El pasado 6 de mayo se colocó una placa creada por el artista valenciano para conmemorar los 70 años del campo de concentración de Mauthausen. Tres meses después y sin previo aviso, la misma fue retirada por considerarla ¡amoral!

En cuanto se conoció la noticia Antonio Camaró y el alcalde de Xirivella, Michel Mountaner pusieron rumbo a Austria en un vuelo nocturno.

Refutadas las explicaciones aportadas por la dirección del centro austriaco, éste ha prometido volver a colocarla con un texto que mencione su simbología.

¿Amoral? Amoral es el indescriptible sufrimiento que se desató allí, entre aquellas paredes, y no la obra de Antonio Camaró, que describe el horror y la barbarie humana según su percepción de aquel hecho.

La obra de Camaró se muestra premeditadamente al ojo o neurona visual un tanto goyesca, infernal y dolorosa, y además consigue expresar una visión y un ritmo diabólico: el hombre tortura y se come al hombre, lo mancilla, lo desnuda y lo aterroriza para que pierda toda su dignidad. Es una obra que está destinada a que recordemos el experimento y asesinato de miles de seres humanos, entre los que se encontraban casi cinco mil españoles.

Amoral -señalan- es evidente que los seres humanos no responden todos por igual frente a las obras de arte. Resulta algo azaroso interpretar lo que el artista ha querido expresar con su obra. Cada uno forma en su cerebro una particular emoción e interpretación en función de la calidad y precisión de la obra y también del nivel de conciencia del que la observa. Ahora bien, si la mente está enferma, es tan fácil autoengañarnos.

Antonio Camaró nos pinta igualmente a los intelectuales y héroes del siglo pasado, como al hombre y a la mujer vacíos de contenido actuales. En esta ocasión, su controvertida obra es como una lupa que muestra lo disforme que puede llegar a ser el hombre para con su semejante.

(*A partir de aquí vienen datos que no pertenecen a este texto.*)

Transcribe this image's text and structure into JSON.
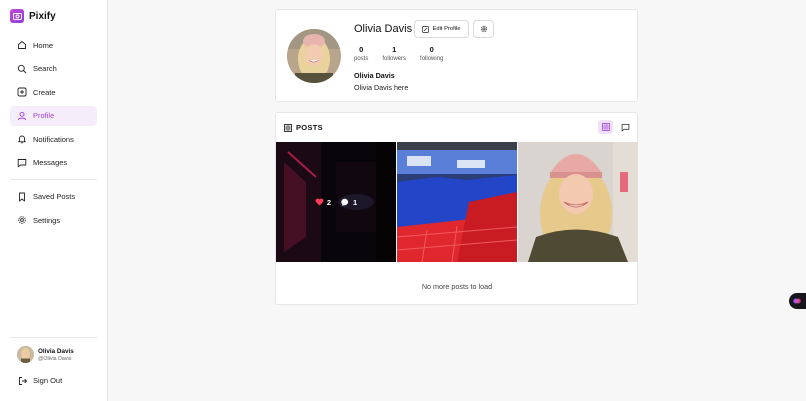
{
  "app": {
    "name": "Pixify",
    "brand_color": "#a443d3"
  },
  "sidebar": {
    "items": [
      {
        "label": "Home",
        "icon": "home-icon"
      },
      {
        "label": "Search",
        "icon": "search-icon"
      },
      {
        "label": "Create",
        "icon": "plus-square-icon"
      },
      {
        "label": "Profile",
        "icon": "user-icon",
        "active": true
      },
      {
        "label": "Notifications",
        "icon": "bell-icon"
      },
      {
        "label": "Messages",
        "icon": "message-icon"
      }
    ],
    "secondary": [
      {
        "label": "Saved Posts",
        "icon": "bookmark-icon"
      },
      {
        "label": "Settings",
        "icon": "gear-icon"
      }
    ],
    "user": {
      "name": "Olivia Davis",
      "handle": "@Olivia Davis"
    },
    "signout_label": "Sign Out"
  },
  "profile": {
    "username": "Olivia Davis",
    "edit_label": "Edit Profile",
    "stats": [
      {
        "value": "0",
        "label": "posts"
      },
      {
        "value": "1",
        "label": "followers"
      },
      {
        "value": "0",
        "label": "following"
      }
    ],
    "display_name": "Olivia Davis",
    "bio": "Olivia Davis here"
  },
  "posts": {
    "title": "POSTS",
    "first_tile": {
      "likes": "2",
      "comments": "1"
    },
    "end_message": "No more posts to load"
  }
}
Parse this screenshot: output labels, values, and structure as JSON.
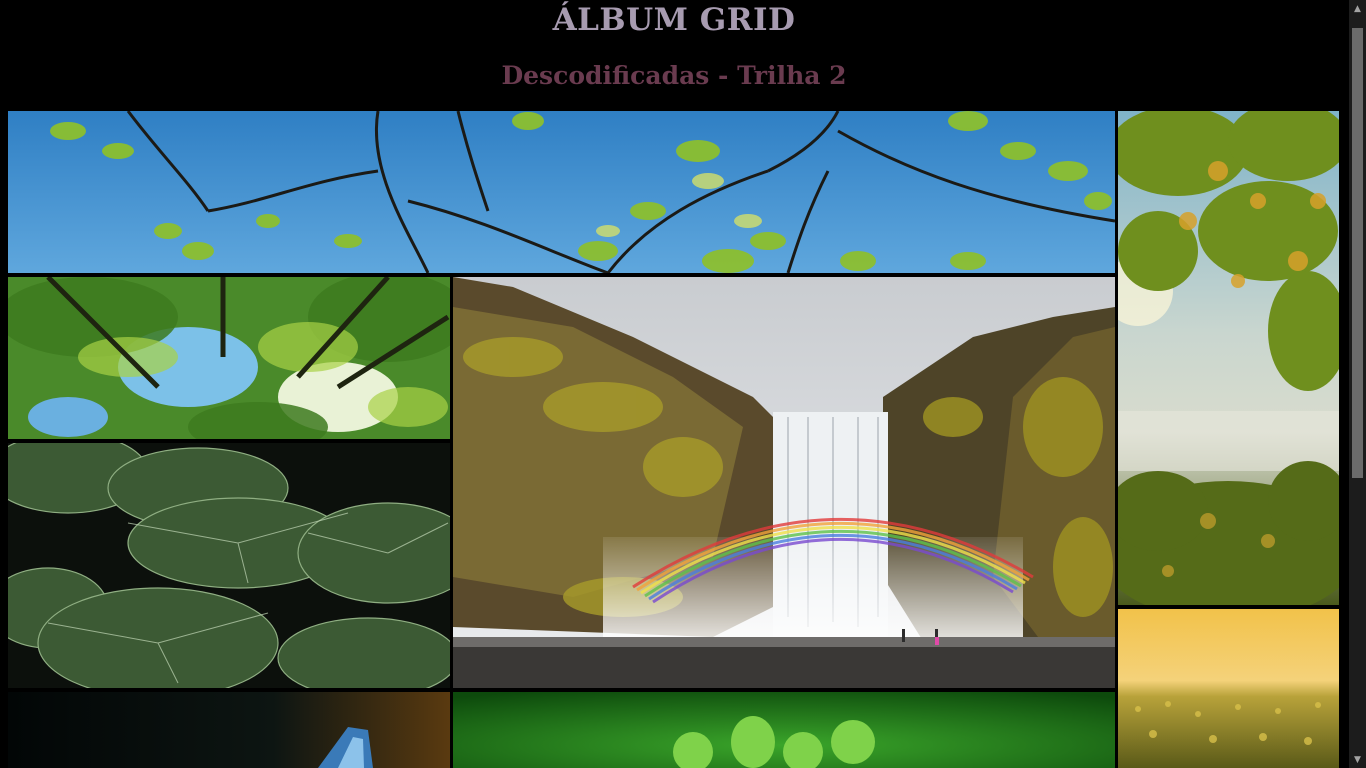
{
  "header": {
    "title": "ÁLBUM GRID",
    "subtitle": "Descodificadas - Trilha 2"
  },
  "colors": {
    "background": "#000000",
    "title": "#a79bb0",
    "subtitle": "#6a3b4f"
  },
  "gallery": {
    "photos": [
      {
        "id": "branches",
        "subject": "tree branches with green leaves against blue sky"
      },
      {
        "id": "tree",
        "subject": "autumn tree with foggy valley"
      },
      {
        "id": "canopy",
        "subject": "forest canopy seen from below"
      },
      {
        "id": "falls",
        "subject": "waterfall with rainbow and mossy cliffs"
      },
      {
        "id": "leaves",
        "subject": "large dark green leaves"
      },
      {
        "id": "meadow",
        "subject": "golden meadow at sunrise"
      },
      {
        "id": "butterfly",
        "subject": "blue butterfly on dark background"
      },
      {
        "id": "fern",
        "subject": "green fern close-up"
      }
    ]
  },
  "scrollbar": {
    "up_icon": "chevron-up-icon",
    "down_icon": "chevron-down-icon"
  }
}
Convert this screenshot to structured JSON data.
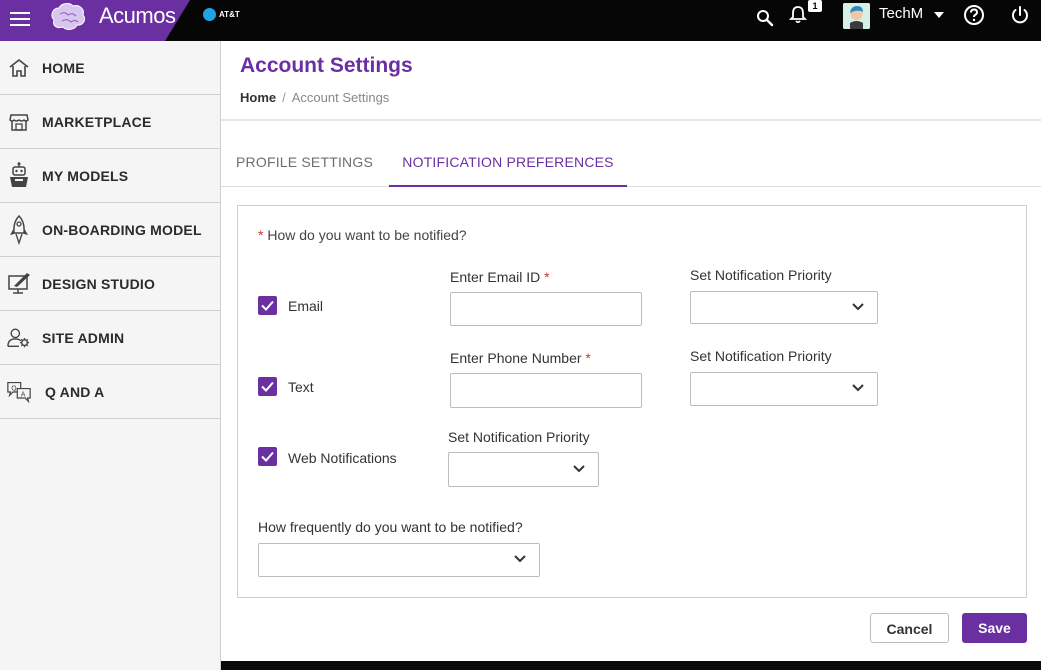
{
  "header": {
    "brand_name": "Acumos",
    "partner_logo_text": "AT&T",
    "notification_count": "1",
    "user_name": "TechM"
  },
  "sidebar": {
    "items": [
      {
        "label": "HOME",
        "icon": "home-icon"
      },
      {
        "label": "MARKETPLACE",
        "icon": "store-icon"
      },
      {
        "label": "MY MODELS",
        "icon": "robot-icon"
      },
      {
        "label": "ON-BOARDING MODEL",
        "icon": "rocket-icon"
      },
      {
        "label": "DESIGN STUDIO",
        "icon": "design-monitor-icon"
      },
      {
        "label": "SITE ADMIN",
        "icon": "user-gear-icon"
      },
      {
        "label": "Q AND A",
        "icon": "qa-chat-icon"
      }
    ]
  },
  "page": {
    "title": "Account Settings",
    "breadcrumb": {
      "home": "Home",
      "separator": "/",
      "current": "Account Settings"
    }
  },
  "tabs": [
    {
      "label": "PROFILE SETTINGS",
      "active": false
    },
    {
      "label": "NOTIFICATION PREFERENCES",
      "active": true
    }
  ],
  "form": {
    "required_marker": "*",
    "question": "How do you want to be notified?",
    "channels": [
      {
        "label": "Email",
        "checked": true,
        "input_label": "Enter Email ID",
        "input_value": "",
        "priority_label": "Set Notification Priority",
        "priority_value": ""
      },
      {
        "label": "Text",
        "checked": true,
        "input_label": "Enter Phone Number",
        "input_value": "",
        "priority_label": "Set Notification Priority",
        "priority_value": ""
      },
      {
        "label": "Web Notifications",
        "checked": true,
        "priority_label": "Set Notification Priority",
        "priority_value": ""
      }
    ],
    "frequency_label": "How frequently do you want to be notified?",
    "frequency_value": "",
    "cancel_label": "Cancel",
    "save_label": "Save"
  },
  "colors": {
    "accent": "#6a2fa1",
    "topbar": "#060606",
    "required": "#d0332d"
  }
}
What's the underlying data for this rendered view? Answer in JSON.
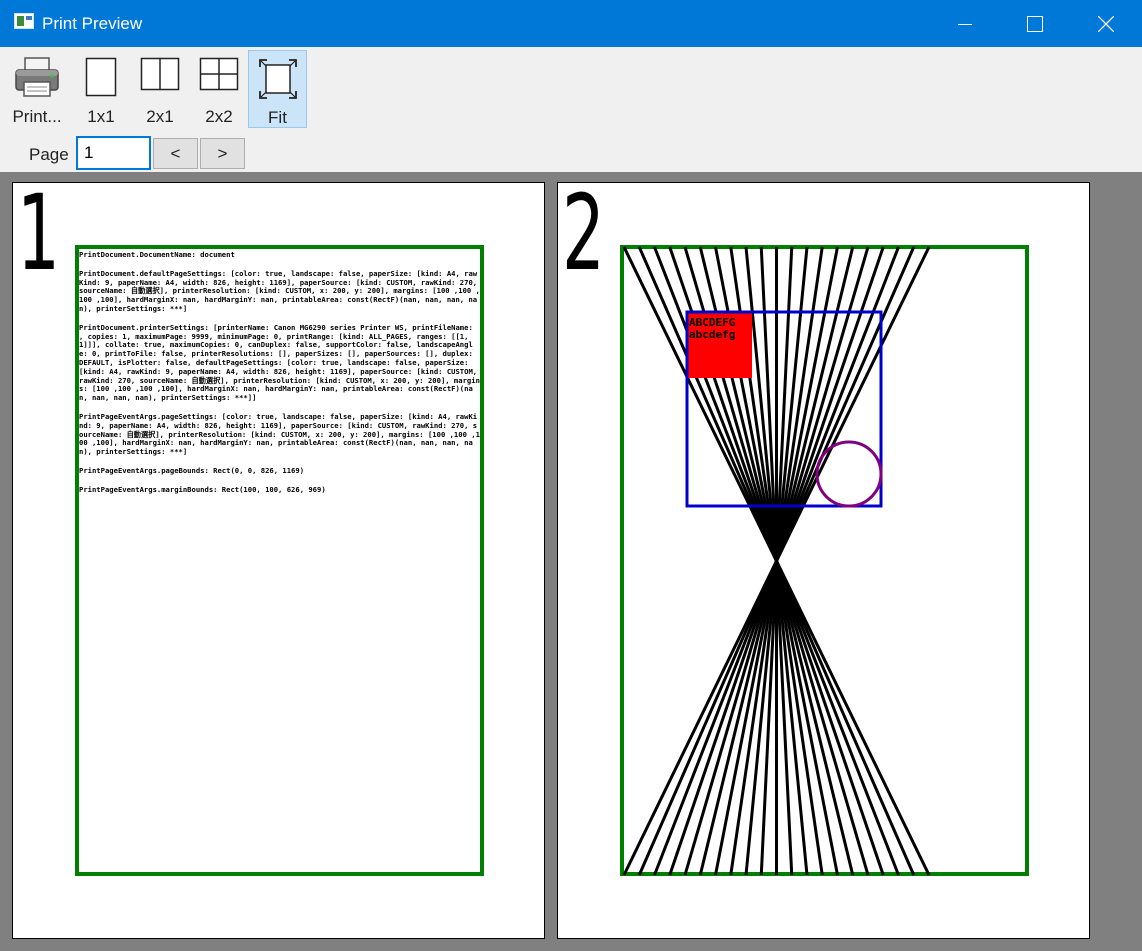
{
  "window": {
    "title": "Print Preview",
    "icons": [
      "app-icon",
      "minimize-icon",
      "maximize-icon",
      "close-icon"
    ]
  },
  "toolbar": {
    "print_label": "Print...",
    "one_by_one_label": "1x1",
    "two_by_one_label": "2x1",
    "two_by_two_label": "2x2",
    "fit_label": "Fit",
    "active": "Fit",
    "page_label": "Page",
    "page_value": "1",
    "prev_label": "<",
    "next_label": ">"
  },
  "pages": [
    {
      "number": "1",
      "lines": [
        "PrintDocument.DocumentName: document",
        "PrintDocument.defaultPageSettings: [color: true, landscape: false, paperSize: [kind: A4, rawKind: 9, paperName: A4, width: 826, height: 1169], paperSource: [kind: CUSTOM, rawKind: 270, sourceName: 自動選択], printerResolution: [kind: CUSTOM, x: 200, y: 200], margins: [100 ,100 ,100 ,100], hardMarginX: nan, hardMarginY: nan, printableArea: const(RectF)(nan, nan, nan, nan), printerSettings: ***]",
        "PrintDocument.printerSettings: [printerName: Canon MG6290 series Printer WS, printFileName: , copies: 1, maximumPage: 9999, minimumPage: 0, printRange: [kind: ALL_PAGES, ranges: [[1, 1]]], collate: true, maximumCopies: 0, canDuplex: false, supportColor: false, landscapeAngle: 0, printToFile: false, printerResolutions: [], paperSizes: [], paperSources: [], duplex: DEFAULT, isPlotter: false, defaultPageSettings: [color: true, landscape: false, paperSize: [kind: A4, rawKind: 9, paperName: A4, width: 826, height: 1169], paperSource: [kind: CUSTOM, rawKind: 270, sourceName: 自動選択], printerResolution: [kind: CUSTOM, x: 200, y: 200], margins: [100 ,100 ,100 ,100], hardMarginX: nan, hardMarginY: nan, printableArea: const(RectF)(nan, nan, nan, nan), printerSettings: ***]]",
        "PrintPageEventArgs.pageSettings: [color: true, landscape: false, paperSize: [kind: A4, rawKind: 9, paperName: A4, width: 826, height: 1169], paperSource: [kind: CUSTOM, rawKind: 270, sourceName: 自動選択], printerResolution: [kind: CUSTOM, x: 200, y: 200], margins: [100 ,100 ,100 ,100], hardMarginX: nan, hardMarginY: nan, printableArea: const(RectF)(nan, nan, nan, nan), printerSettings: ***]",
        "PrintPageEventArgs.pageBounds: Rect(0, 0, 826, 1169)",
        "PrintPageEventArgs.marginBounds: Rect(100, 100, 626, 969)"
      ]
    },
    {
      "number": "2",
      "red_box_text": [
        "ABCDEFG",
        "abcdefg"
      ]
    }
  ],
  "colors": {
    "titlebar": "#0078d7",
    "margin_box": "#008000",
    "blue_rect": "#0000cc",
    "red_fill": "#ff0000",
    "circle": "#800080",
    "preview_bg": "#808080"
  }
}
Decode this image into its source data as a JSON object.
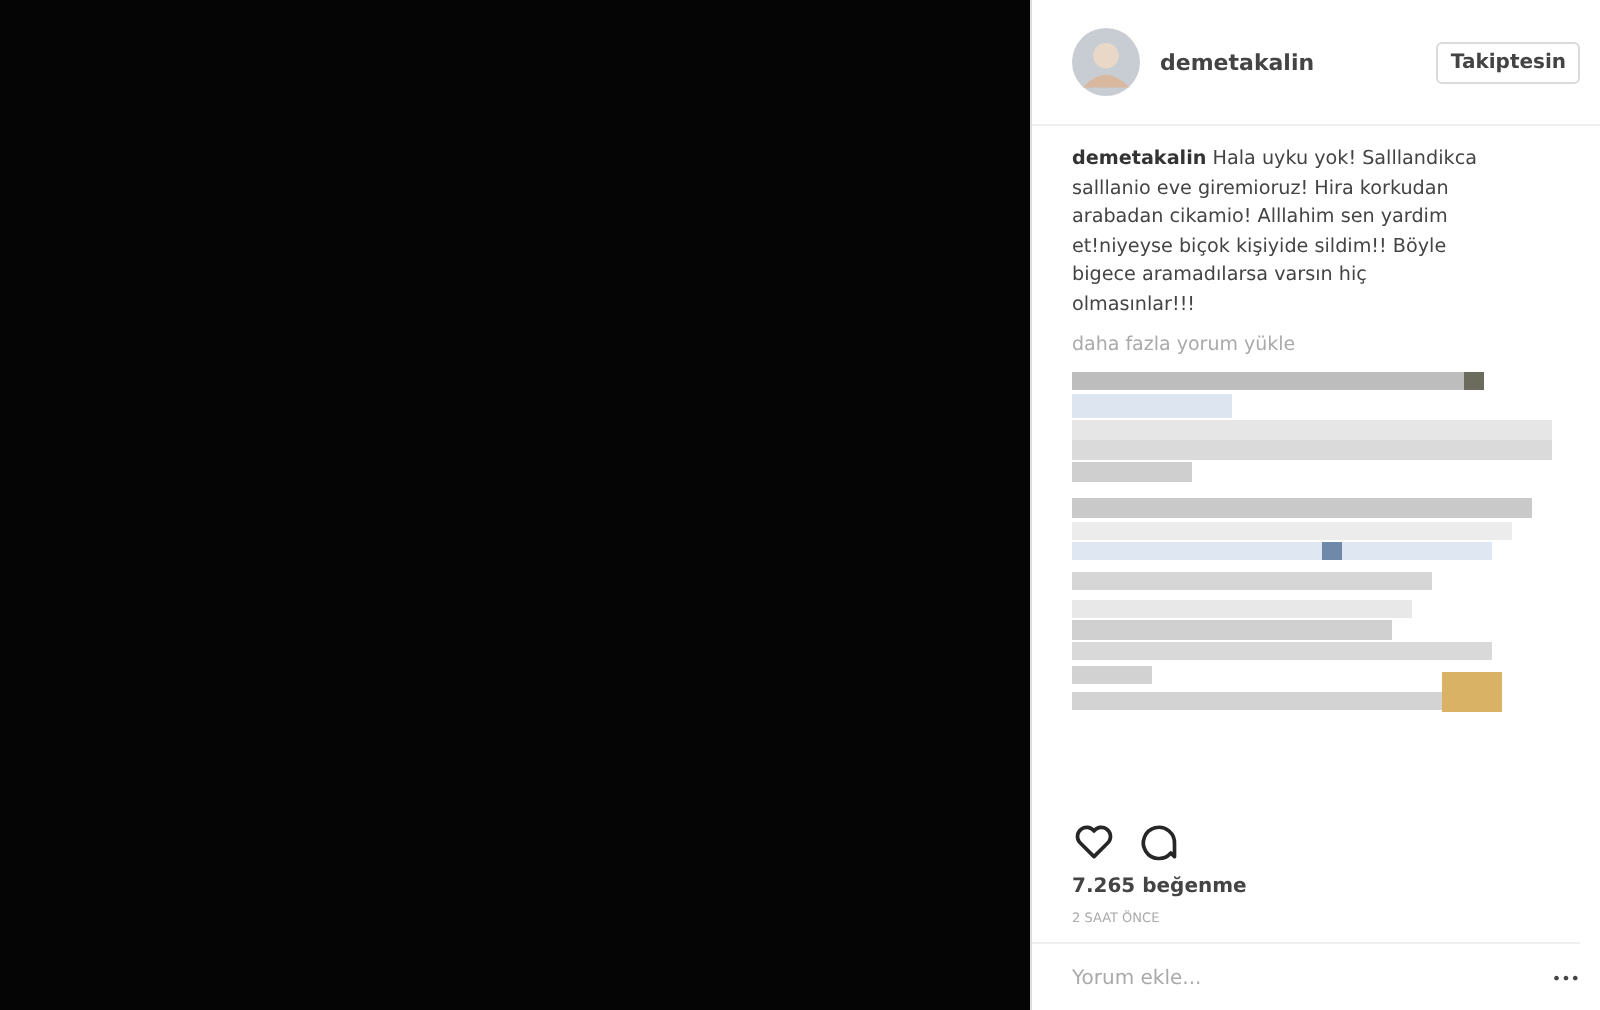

En palabras expresadas por el autor: La obra es un alegato contra todo totalitarismo y barbarie. Simboliza el horror y la monstruosidad que padecieron los seres humanos que estuvieron entre los muros de Mauthausen. Y añade: Es una muestra para homenajear a los 4.427 españoles muertos de los 7.000 que estuvieron sufriendo con sus propias carnes aquel Babel Infernal, y a la vez quiero que sea un grito para que nunca jamás se repita este tipo de acto contra la humanidad.

De ahí el título de la obra del artista Antonio Camaró:

NUNCA MÁS AL HORROR Y LA BARBARIE.

La misma fue colocada por la AMICAL (Memoria Histórica de Mauthausen), y la FVMP (Federació Valenciana de Municipis i Províncies). Se trata de un dibujo en blanco y negro grabado en una placa de metal.

La obra de Camaró refleja en 30 X 40 cm. un “hecho histórico lamentable” que queda informatizado en el trabajo de sus líneas y curvas que expresan lo que no se debe repetir.

Ahora comunican que van a recolocarla en la sección española del centro, olvidando quizás que no hay una cultura local, sino que toda cultura es universal. Y lo que ocurrió se puede repetir en cualquier lugar del globo terráqueo.

La Cultura es Paz, y la Paz es Cultura, decía el profesor, artista, poeta, escritor y figura pública, Nicolás Roerich.

La Cultura es el medio de la coexistencia pacífica. Él no se cansaba de repetir acerca de la necesidad de una Nueva Humanidad basada en los pilares de la Ética, Ciencia, Cultura y Belleza. El camino hacia el Nuevo Mundo pasa por una “acción justa” (Ética Viva) llevada a cabo por gente preparada y por un alto nivel profesional, y a través de organizaciones sociales de completa confianza. Y a partir de ahí nació la Bandera de la Paz y del mundo a través de la Cultura.

Por eso Nicolás Roerich creó El Pacto Roerich por la Paz, señalando en sus artículos el hecho de que las obras y creaciones artísticas son neutrales, y pertenecen al pueblo no a los políticos. Y añade: Nuestro pasado está lleno de destrucciones deliberadas, tristes e irreparables. ¡Estemos en guardia! 

Pues bien, el pintor Antonio Camaró nos advierte de esto mismo desde su sensibilidad y amor al ser humano.

Los países deben de propiciar estos valores y para ello sus gobernantes deben tener estas cualidades éticas, universales y no partidistas. Si no es así, los pueblos acumularán una gran carga de energía psíquica negativa, y con esta carga será imposible evitar un desastre local, y más tarde, con la suma de otros muchos más, el cataclismo será global e inevitable. ¿es esto lo que queremos?